Second Chance Summer
A lie, as it turned out, because the thing dropped from the wood in her arms and slithered across her boots.
Game over.
She screamed even louder than before, tossed the wood, and started to run away, her feet scrambling like a cat on linoleum.
“Lily.”
She jerked to a halt in shock. No. But sure enough when she turned around, there Aidan stood in the parking lot, framed by the morning light and looking gorgeous, the bastard. He wore dark sunglasses and a long-sleeved Henley with a Cedar Ridge Resort emblem on one pec. And his faded jeans, low slung on his hips, had a rip in one knee that she’d bet was genuine and not manufactured that way. Leaning back on his truck, arms casually crossed, he seemed amused by her snake dance, but not particularly happy to see her.
Well, the feeling was entirely mutual, she thought grimly.
“Need a snake inspection?” he asked.
Yes. If she was being honest, she wanted a serious snake inspection and also, at least in her dreams, she wanted it to involve his hands on her. All over her—Gah. “No.”
At her emphatic tone, he went brows up.
“What are you doing here?” she asked, not having to fake the irritation in her voice. She was irritated, starting to sweat, and—dammit—also a little turned on. Stupid sexy guy jeans.
“I was on my way to my office,” he said.
She slid a look at the resort’s office building and met his gaze again. “You work here too?”
“I help Gray run the place.”
This was curious. “You used to say you’d join your father’s business when you were cold and dead. Or when he was cold and dead,” she said, “whichever came last.”
He lifted a broad shoulder. “Things change.”
That simmered between them for a moment, past and present commingling uncomfortably.
“You find what you were looking for up there on the mountain yesterday?” he asked casually.
What was it about him that made her want to both kiss him and yell at him at the same time? Because once upon a time you wanted him and he … wanted your sister. Oh, yeah, it was all coming back to her now, and her spine snapped straighter. “I told you,” she said. “I was just trying to get my sea legs.”
He wasn’t polite enough to just nod and let her have the lie. Instead he called her out on it. “Or you were thinking of Ashley,” he said with a gentle directness that nearly broke her.
She paused a moment to swallow hard. “I guess I just wanted to say good-bye,” she finally said.His expression tightened a little at this. “You were going to free-climb the face?”
“No. I’m not in any sort of climbing shape,” she said. “Nor used to the altitude either. I was just going to hike to the top. But as it turns out, I’m not in shape for that either.”
He studied her a long moment. “I’m surprised.”
She wasn’t sure how to take that. “I’ve been stress eating and not exercising like I should—”
“No,” he said. “I meant I’m surprised you’re back. When you left, you vowed to never return.”
Oh. That. “Things change,” she parried softly. Back then she’d lived for the outdoors, suffering through school and work, counting the minutes until she could escape. In the winter she’d been required to be on the ski team for the resort her father managed—not as fun as it might seem. In fact, it’d been brutally competitive and incredibly demanding, to the point that she’d had no life.
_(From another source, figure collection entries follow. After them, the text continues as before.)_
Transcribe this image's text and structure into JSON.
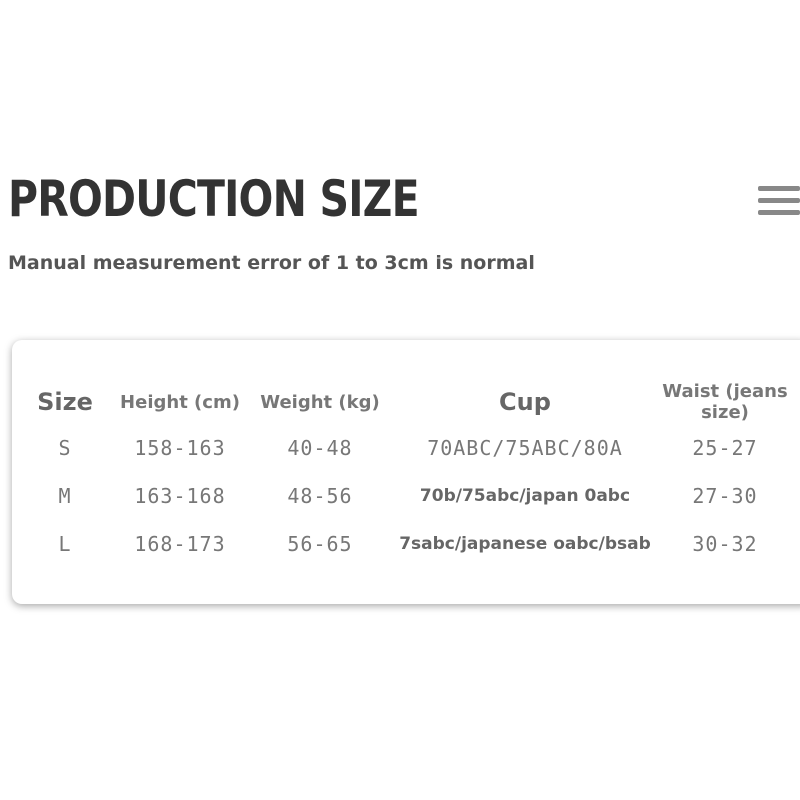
{
  "header": {
    "title": "PRODUCTION SIZE",
    "subtitle": "Manual measurement error of 1 to 3cm is normal"
  },
  "table": {
    "columns": [
      "Size",
      "Height (cm)",
      "Weight (kg)",
      "Cup",
      "Waist (jeans size)"
    ],
    "rows": [
      [
        "S",
        "158-163",
        "40-48",
        "70ABC/75ABC/80A",
        "25-27"
      ],
      [
        "M",
        "163-168",
        "48-56",
        "70b/75abc/japan 0abc",
        "27-30"
      ],
      [
        "L",
        "168-173",
        "56-65",
        "7sabc/japanese oabc/bsab",
        "30-32"
      ]
    ]
  }
}
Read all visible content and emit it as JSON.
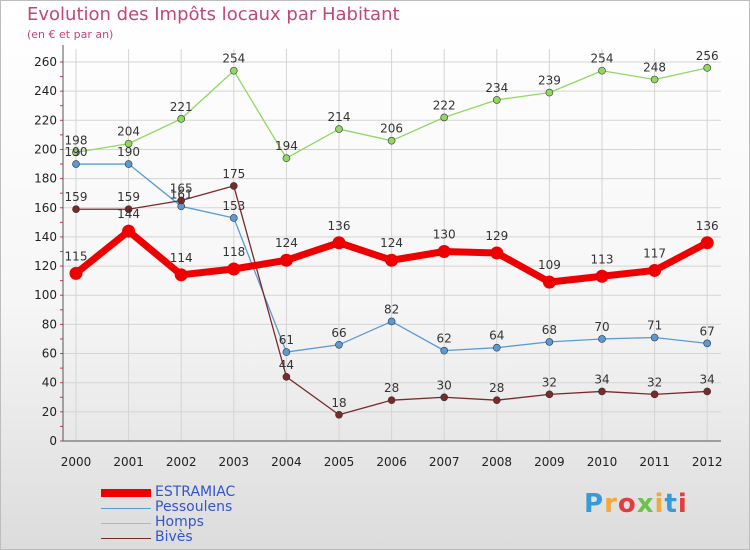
{
  "title": "Evolution des Impôts locaux par Habitant",
  "subtitle": "(en € et par an)",
  "logo": "Proxiti",
  "chart_data": {
    "type": "line",
    "x": [
      "2000",
      "2001",
      "2002",
      "2003",
      "2004",
      "2005",
      "2006",
      "2007",
      "2008",
      "2009",
      "2010",
      "2011",
      "2012"
    ],
    "ylim": [
      0,
      260
    ],
    "yticks": [
      0,
      20,
      40,
      60,
      80,
      100,
      120,
      140,
      160,
      180,
      200,
      220,
      240,
      260
    ],
    "grid": true,
    "legend_position": "bottom-left",
    "series": [
      {
        "name": "ESTRAMIAC",
        "color": "#ee0000",
        "values": [
          115,
          144,
          114,
          118,
          124,
          136,
          124,
          130,
          129,
          109,
          113,
          117,
          136
        ]
      },
      {
        "name": "Pessoulens",
        "color": "#5b9bd5",
        "values": [
          190,
          190,
          161,
          153,
          61,
          66,
          82,
          62,
          64,
          68,
          70,
          71,
          67
        ]
      },
      {
        "name": "Homps",
        "color": "#90d860",
        "values": [
          198,
          204,
          221,
          254,
          194,
          214,
          206,
          222,
          234,
          239,
          254,
          248,
          256
        ]
      },
      {
        "name": "Bivès",
        "color": "#7a2a2a",
        "values": [
          159,
          159,
          165,
          175,
          44,
          18,
          28,
          30,
          28,
          32,
          34,
          32,
          34
        ]
      }
    ]
  }
}
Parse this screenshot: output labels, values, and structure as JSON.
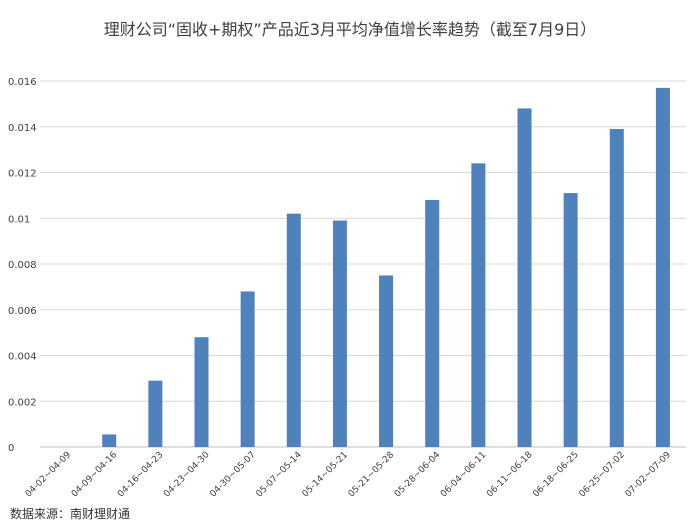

But in the off-season, she’d been free.
So she’d hiked and had discovered her first real joy—being alone on the mountain. She’d quickly gotten bored with the trails and had begun challenging herself with rock climbing instead, using no ropes just her fingers, toes, and wits, until there’d been no place on or near Cedar Ridge that she hadn’t explored, including the aptly named Dead Man’s Cliff.
Looking back on it now, it was a miracle that she’d lived to tell the tale. But she hadn’t been the only one enjoying her solitude.
She’d often come across Aidan out there. In fact, if anyone had known that terrain better than she did, it was him. After that night at the summer festival, she’d thought that maybe they’d explore the mountain together.
And then each other.
But then Ashley had claimed him first, and he was the one thing Lily had hoped to never compete with her sister for. Especially after she’d died.
Aidan was watching her from those dark glasses, thoughts hidden, though she had the feeling her own thoughts were as clear to him as crystal. “Tell me about the resort,” she said, before he could ask her any questions.
He shrugged. “Not much to tell. Gray took over the management. It took a few years, but he runs a good ship and we turned it around.”
“We?” she asked.
He smiled grimly. “Turns out we Kincaids are good at pulling ourselves out of the gutter. We’re like cats, nine lives and all that.”
“And good at landing on your feet,” she said.
He bowed his head in silent agreement.
“You’re a busy guy,” she said. “Firefighting, and the resort.”
“And Search and Rescue.”
It all made perfect sense for him. He’d always been at his best on the mountain, and that he’d made a real life for himself on it in every way gave her both a sense of pleasure for him and an ache for herself, one she couldn’t put her finger on. “And the other Musketeers?” she asked, referring to his half siblings, Hudson and Jacob, and their reputation for trouble.